The Media and Historical Research

Jan Crawford of CBS News reported this evening on memos Elena Kagan wrote as a law clerk for Justice Thurgood Marshall. Having clerked for him myself -- and having myself been the subject of mildly misleading inferences drawn from memos and similar documents in Marshall's papers -- I don't want to comment (much) on the substance of the report, although I can't refrain from observing that one thing a good law clerk does (or at least did, in the Judge's chambers) is anticipate the justice's views on cases up for argument. (Recall that that was William Rehnquist's defense of his memo to Robert Jackson urging that Plessy v. Ferguson should be reaffirmed in Brown v. Board of Education. [My view is that other evidence indicated that Rehnquist's characterization was misleading to the extent that it represented that Rehnquist was simply sketching one side of Jackson's thinking without himself endorsing it. But without that other evidence his characterization would be unexceptionable.]) Inferring Kagan's views -- especially her current views -- from law clerk Kagan's memos is an iffy proposition: The inferences might be right, but they have to be discounted in light of chambers practices.
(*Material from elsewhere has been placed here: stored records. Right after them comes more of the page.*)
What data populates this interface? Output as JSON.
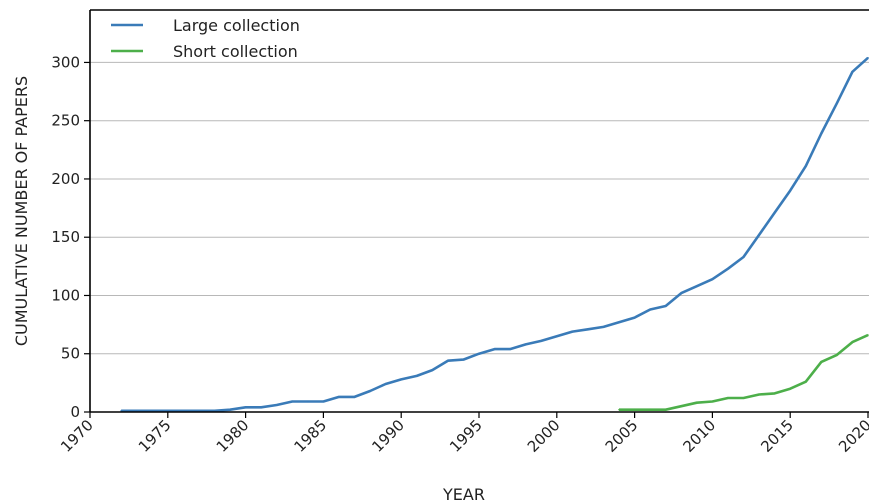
{
  "chart_data": {
    "type": "line",
    "xlabel": "YEAR",
    "ylabel": "CUMULATIVE NUMBER OF PAPERS",
    "xlim": [
      1970,
      2020
    ],
    "ylim": [
      0,
      345
    ],
    "x_ticks": [
      1970,
      1975,
      1980,
      1985,
      1990,
      1995,
      2000,
      2005,
      2010,
      2015,
      2020
    ],
    "y_ticks": [
      0,
      50,
      100,
      150,
      200,
      250,
      300
    ],
    "grid": "horizontal",
    "legend_position": "top-left",
    "series": [
      {
        "name": "Large collection",
        "color": "#3a7bb8",
        "x": [
          1972,
          1973,
          1974,
          1975,
          1976,
          1977,
          1978,
          1979,
          1980,
          1981,
          1982,
          1983,
          1984,
          1985,
          1986,
          1987,
          1988,
          1989,
          1990,
          1991,
          1992,
          1993,
          1994,
          1995,
          1996,
          1997,
          1998,
          1999,
          2000,
          2001,
          2002,
          2003,
          2004,
          2005,
          2006,
          2007,
          2008,
          2009,
          2010,
          2011,
          2012,
          2013,
          2014,
          2015,
          2016,
          2017,
          2018,
          2019,
          2020
        ],
        "y": [
          1,
          1,
          1,
          1,
          1,
          1,
          1,
          2,
          4,
          4,
          6,
          9,
          9,
          9,
          13,
          13,
          18,
          24,
          28,
          31,
          36,
          44,
          45,
          50,
          54,
          54,
          58,
          61,
          65,
          69,
          71,
          73,
          77,
          81,
          88,
          91,
          102,
          108,
          114,
          123,
          133,
          152,
          171,
          190,
          211,
          239,
          265,
          292,
          304
        ]
      },
      {
        "name": "Short collection",
        "color": "#4daf4a",
        "x": [
          2004,
          2005,
          2006,
          2007,
          2008,
          2009,
          2010,
          2011,
          2012,
          2013,
          2014,
          2015,
          2016,
          2017,
          2018,
          2019,
          2020
        ],
        "y": [
          2,
          2,
          2,
          2,
          5,
          8,
          9,
          12,
          12,
          15,
          16,
          20,
          26,
          43,
          49,
          60,
          66
        ]
      }
    ]
  }
}
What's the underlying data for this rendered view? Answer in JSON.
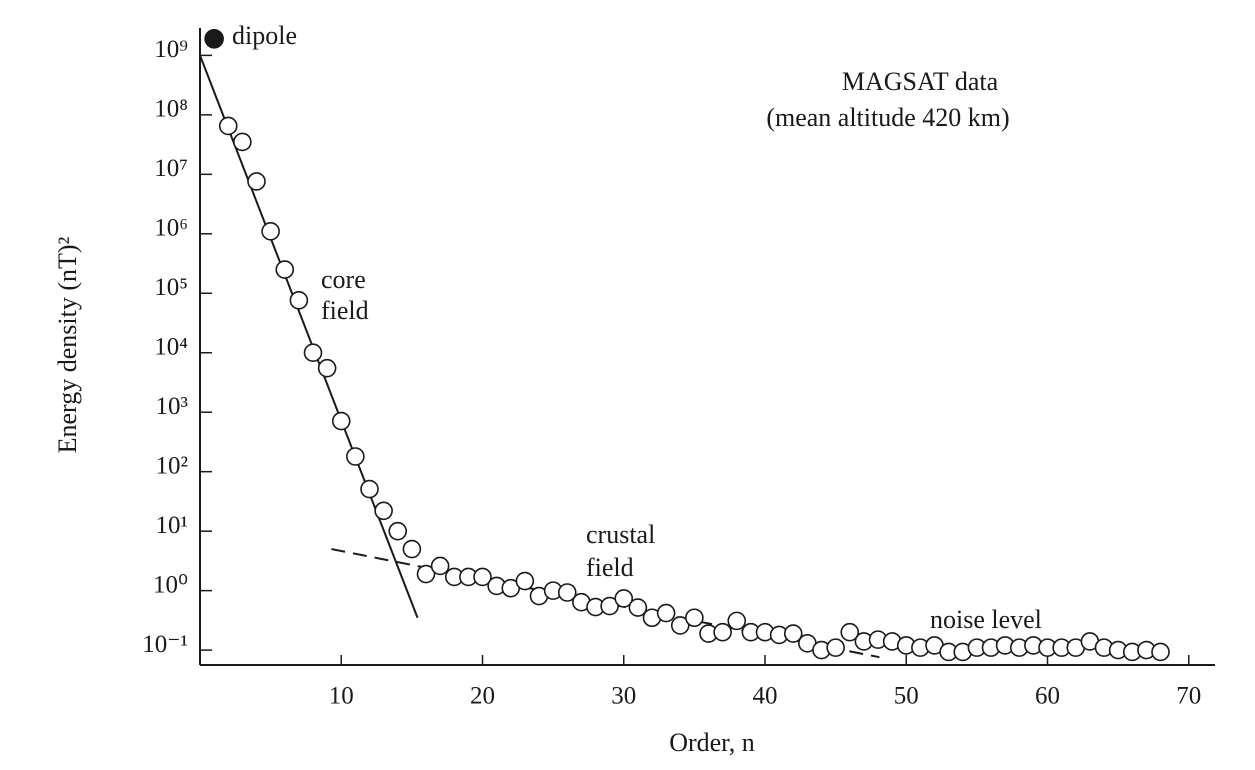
{
  "chart_data": {
    "type": "scatter",
    "xlabel": "Order, n",
    "ylabel": "Energy density (nT)²",
    "log_y": true,
    "color": "#1a1a1a",
    "xlim": [
      0,
      72
    ],
    "ylim": [
      0.05,
      3000000000
    ],
    "xticks": [
      10,
      20,
      30,
      40,
      50,
      60,
      70
    ],
    "yticks": [
      {
        "value": 0.1,
        "label": "10⁻¹"
      },
      {
        "value": 1,
        "label": "10⁰"
      },
      {
        "value": 10,
        "label": "10¹"
      },
      {
        "value": 100,
        "label": "10²"
      },
      {
        "value": 1000,
        "label": "10³"
      },
      {
        "value": 10000,
        "label": "10⁴"
      },
      {
        "value": 100000,
        "label": "10⁵"
      },
      {
        "value": 1000000,
        "label": "10⁶"
      },
      {
        "value": 10000000,
        "label": "10⁷"
      },
      {
        "value": 100000000,
        "label": "10⁸"
      },
      {
        "value": 1000000000,
        "label": "10⁹"
      }
    ],
    "series": [
      {
        "marker": "filled",
        "x": [
          1
        ],
        "values": [
          1900000000
        ]
      },
      {
        "marker": "open",
        "x": [
          2,
          3,
          4,
          5,
          6,
          7,
          8,
          9,
          10,
          11,
          12,
          13,
          14,
          15,
          16,
          17,
          18,
          19,
          20,
          21,
          22,
          23,
          24,
          25,
          26,
          27,
          28,
          29,
          30,
          31,
          32,
          33,
          34,
          35,
          36,
          37,
          38,
          39,
          40,
          41,
          42,
          43,
          44,
          45,
          46,
          47,
          48,
          49,
          50,
          51,
          52,
          53,
          54,
          55,
          56,
          57,
          58,
          59,
          60,
          61,
          62,
          63,
          64,
          65,
          66,
          67,
          68
        ],
        "values": [
          65000000,
          35000000,
          7600000,
          1100000,
          250000,
          76000,
          10000,
          5500,
          710,
          180,
          51,
          22,
          10,
          5,
          1.9,
          2.6,
          1.7,
          1.7,
          1.7,
          1.2,
          1.1,
          1.45,
          0.81,
          1,
          0.93,
          0.64,
          0.53,
          0.55,
          0.74,
          0.52,
          0.35,
          0.42,
          0.26,
          0.35,
          0.19,
          0.2,
          0.31,
          0.2,
          0.2,
          0.18,
          0.19,
          0.13,
          0.1,
          0.11,
          0.2,
          0.14,
          0.15,
          0.14,
          0.12,
          0.11,
          0.12,
          0.093,
          0.093,
          0.11,
          0.11,
          0.12,
          0.11,
          0.12,
          0.11,
          0.11,
          0.11,
          0.14,
          0.11,
          0.1,
          0.093,
          0.1,
          0.093
        ]
      }
    ],
    "lines": [
      {
        "style": "solid",
        "x": [
          0,
          15.4
        ],
        "values": [
          1000000000,
          0.35
        ]
      },
      {
        "style": "dashed",
        "x": [
          9.3,
          48.1
        ],
        "values": [
          5,
          0.076
        ]
      }
    ],
    "annotations": [
      "dipole",
      "core",
      "field",
      "crustal",
      "field",
      "noise level",
      "MAGSAT data",
      "(mean altitude 420 km)"
    ]
  }
}
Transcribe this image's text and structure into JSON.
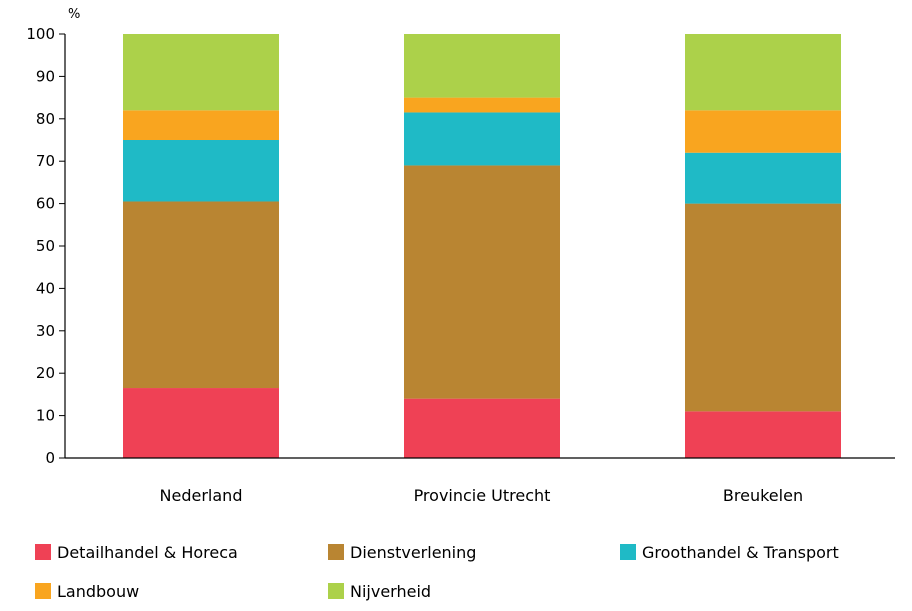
{
  "chart_data": {
    "type": "bar",
    "stacked": true,
    "title": "",
    "xlabel": "",
    "ylabel": "%",
    "ylim": [
      0,
      100
    ],
    "yticks": [
      0,
      10,
      20,
      30,
      40,
      50,
      60,
      70,
      80,
      90,
      100
    ],
    "grid": false,
    "legend_position": "bottom",
    "categories": [
      "Nederland",
      "Provincie Utrecht",
      "Breukelen"
    ],
    "series": [
      {
        "name": "Detailhandel & Horeca",
        "color": "#ef4155",
        "values": [
          16.5,
          14,
          11
        ]
      },
      {
        "name": "Dienstverlening",
        "color": "#b98532",
        "values": [
          44,
          55,
          49
        ]
      },
      {
        "name": "Groothandel & Transport",
        "color": "#1fbac6",
        "values": [
          14.5,
          12.5,
          12
        ]
      },
      {
        "name": "Landbouw",
        "color": "#f9a51f",
        "values": [
          7,
          3.5,
          10
        ]
      },
      {
        "name": "Nijverheid",
        "color": "#acd14a",
        "values": [
          18,
          15,
          18
        ]
      }
    ]
  }
}
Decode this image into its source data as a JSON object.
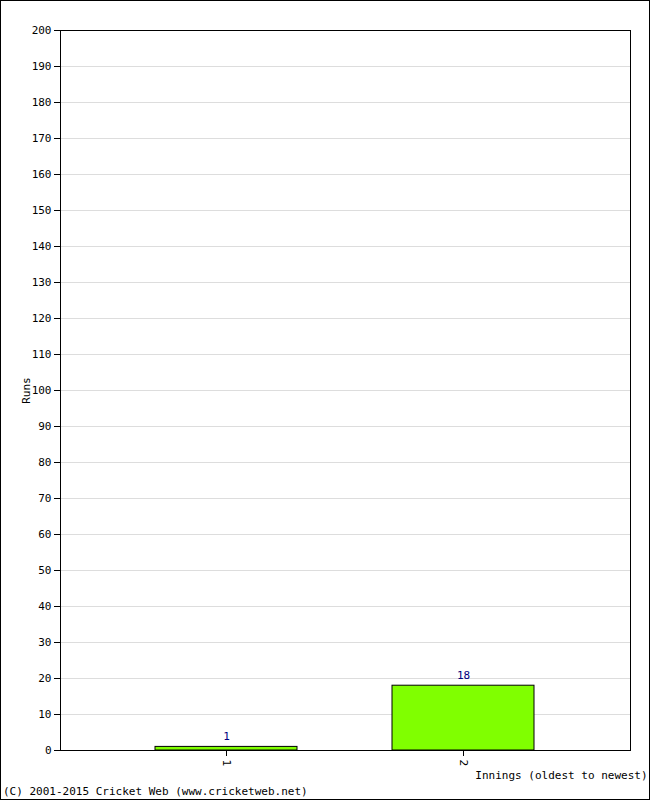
{
  "chart_data": {
    "type": "bar",
    "categories": [
      "1",
      "2"
    ],
    "values": [
      1,
      18
    ],
    "color": "#80ff00",
    "ylim": [
      0,
      200
    ],
    "yticks": [
      0,
      10,
      20,
      30,
      40,
      50,
      60,
      70,
      80,
      90,
      100,
      110,
      120,
      130,
      140,
      150,
      160,
      170,
      180,
      190,
      200
    ],
    "grid": true,
    "data_labels": true,
    "ylabel": "Runs",
    "xlabel": "Innings (oldest to newest)",
    "caption": "(C) 2001-2015 Cricket Web (www.cricketweb.net)"
  }
}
For me, the more interesting aspect of Crawford's reporting is the way she characterizes the process of finding the memos. She describes the memos as "obtained by CBS News" and as "buried in Marshall's paper in the Library of Congress." Obviously, CBS News did obtain the memos, and I suppose that someone unfamiliar with archival practices might describe putting memos in file folders -- clearly labeled with case names or numbers -- as "burying" them. But, geez Louise, ALL YOU HAD TO DO TO GET THE MEMOS WAS ASK FOR THE BOXES CONTAINING THE MEMOS WRITTEN DURING THE TERM KAGAN CLERKED FOR MARSHALL. Frankly, I'm surprised that it took so long for a reporter to walk over to the Library of Congress Manuscript Division and do just that.